←back to thread

597 points classichasclass | 1 comments | | HN request time: 0.001s | source
Show context
kldg ◴[] No.45020146[source]
What is the commonality between websites severely affected by bots? I run web server from home for years on .com TLD, is high-ish in Google site index for relevant keywords, and do not have any exotic protections against bots either on router or server (though I did make an attempt at counting bots, for curiosity). I get very frequent port scans, and they usually grab the index page, but only rarely follow dynamically-loaded links. I don't even really think about bots because there is no noticeable impact either when I ran server on Apache 2, and now with multiple websites run using Axum.

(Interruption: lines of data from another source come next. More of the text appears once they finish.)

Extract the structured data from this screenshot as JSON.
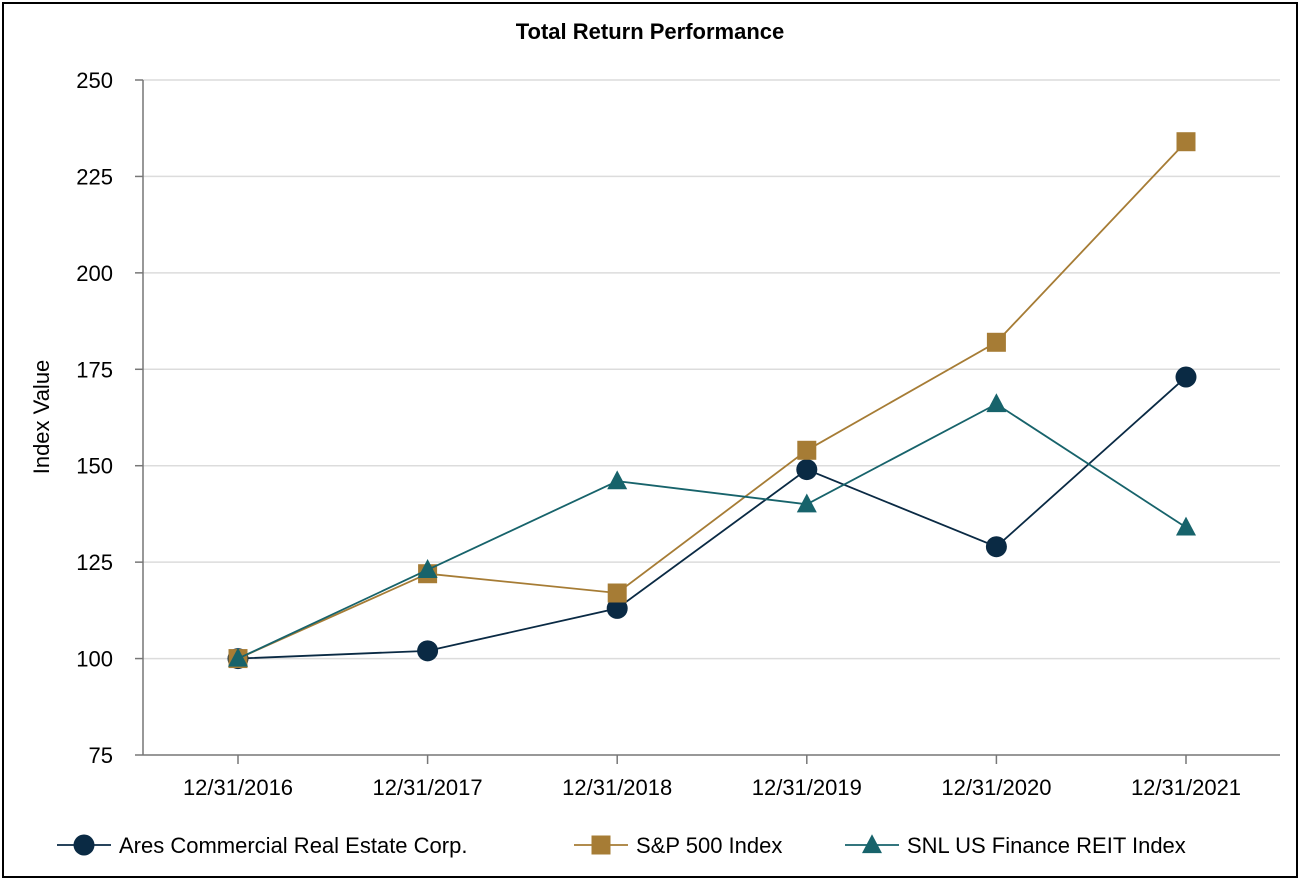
{
  "chart_data": {
    "type": "line",
    "title": "Total Return Performance",
    "xlabel": "",
    "ylabel": "Index Value",
    "categories": [
      "12/31/2016",
      "12/31/2017",
      "12/31/2018",
      "12/31/2019",
      "12/31/2020",
      "12/31/2021"
    ],
    "ylim": [
      75,
      250
    ],
    "yticks": [
      75,
      100,
      125,
      150,
      175,
      200,
      225,
      250
    ],
    "grid": "horizontal",
    "legend_position": "bottom",
    "series": [
      {
        "name": "Ares Commercial Real Estate Corp.",
        "values": [
          100,
          102,
          113,
          149,
          129,
          173
        ],
        "color": "#0a2a44",
        "marker": "circle"
      },
      {
        "name": "S&P 500 Index",
        "values": [
          100,
          122,
          117,
          154,
          182,
          234
        ],
        "color": "#a67c35",
        "marker": "square"
      },
      {
        "name": "SNL US Finance REIT Index",
        "values": [
          100,
          123,
          146,
          140,
          166,
          134
        ],
        "color": "#17636b",
        "marker": "triangle"
      }
    ]
  }
}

I would guess directory listing? -But I'm an idiot, so any elucidation would be appreciated.

replies(1): >>45021266 #
1. gucci-on-fleek ◴[] No.45021266[source]
For my personal site, I let the bots do whatever they want—it's a static site with like 12 pages, so they'd essentially need to saturate the (gigabit) network before causing me any problems.

On the other hand, I had to deploy Anubis for the SVN web interface for tug.org. SVN is way slower than Git (most pages take 5 seconds to load), and the server didn't even have basic caching enabled, but before last year, there weren't any issues. But starting early this year, the bots started scraping every revision, and since the repo is 20+ years old and has 300k files, there are a lot of pages to scrape. This was overloading the entire server, making every other service hosted there unusable. I tried adding caching and blocking some bad ASNs, but Anubis was (unfortunately) the only solution that seems to have worked.

So, I think that the main commonality is popular-ish sites with lots of pages that are computationally-expensive to generate.